Okay... I confess in the above examples I've been taking the definition of $n + 1$ for granted and assuming it wasn't an issue of discussion.

But this basically says that $n + 1 \ne n$ and that the set {0, 0+1 = 1, 1+ 1= 2, 2+ 1= 3,....} will be infinite with distinct elements and is the smallest set we can consider. Although the set {0, 1/2, 1, 1 1/2, 2, 2 1/2,...} is still a contender. As are those sets I mentioned above.

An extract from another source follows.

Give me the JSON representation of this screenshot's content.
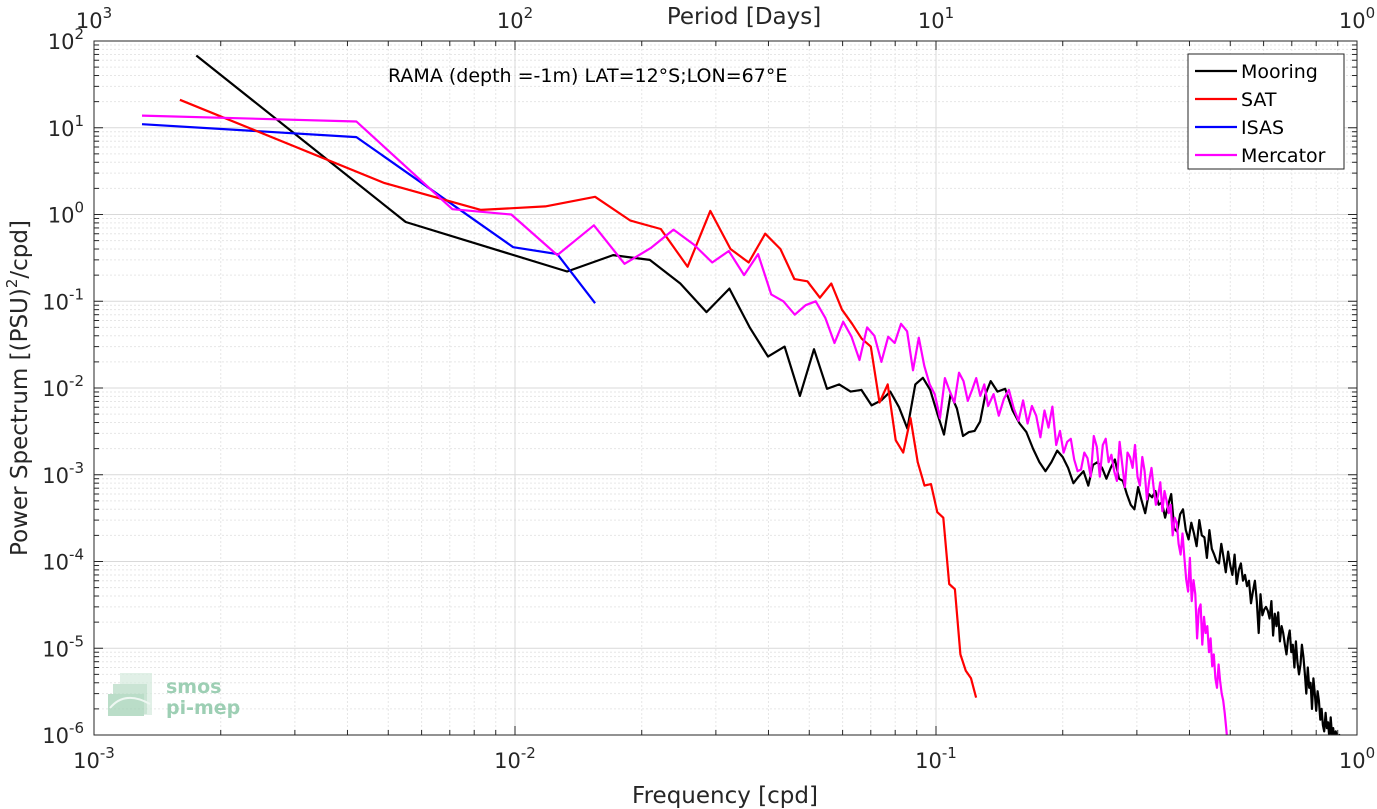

Axiom 5) (finally) Any subset of $A \subset N$ that has $0$ and has the property that if $n \in A$ then $n+1 \in A$ then $A$ must be $\mathbb N$. In other words $\mathbb N$ has no proper subsets wit the induction property.

Okay.. this throws a real damper on things. For all those sets I mentioned above " $[0,\infty)$ and $\mathbb Q^{\ge 0}$ and even a bizarre $\mathbb R - ${negative integers}" as well as {0, 1/2, 1, 1 1/2, 2,...}, we can easily find proper subsets with the induction property.

Ex: Let $\mathbb N = \mathbb Q^{\ge 0}$. Let $A = \mathbb Q^{\ge 0}- {1/2}$. That satisfies the induction property. But $A \ne \mathbb Q^{\ge 0}$. So $\mathbb N \ne \mathbb Q^{\ge 0}$.

Or $\mathbb R - ${negative integers}$ -\{\pi \pm k| k \in \mathbb Z\} \subset \mathbb R - ${negative integers} has induction property but is a proper subset so $\mathbb N \ne \mathbb R - ${negative integers}$ -\{\pi \pm k| k \in \mathbb Z\}$

Basically we've got $\mathbb N$ to be boiled down to the "smallest" possible set satisfying axioms 1- 4. Axiom 5) is a formal way of saying "smallest".

It seems to me the natural question to ask is do the axioms require that any possible set satisfying the five axioms must be unique. The answer to that is yes, it does.

If $\mathbb N'$ and $\mathbb N"$ both satisfy axioms 1 - 5 then let $A =\mathbb N' \cap \mathbb N"$. $0 \in A$ and if $n \in A$ then $n + 1 \in A$. So by axiom 5, $A = \mathbb N'$ and $A = \mathbb N"$ so $\mathbb N' = \mathbb N"$.

So the axioms 1- 5 uniquely define $\mathbb N$.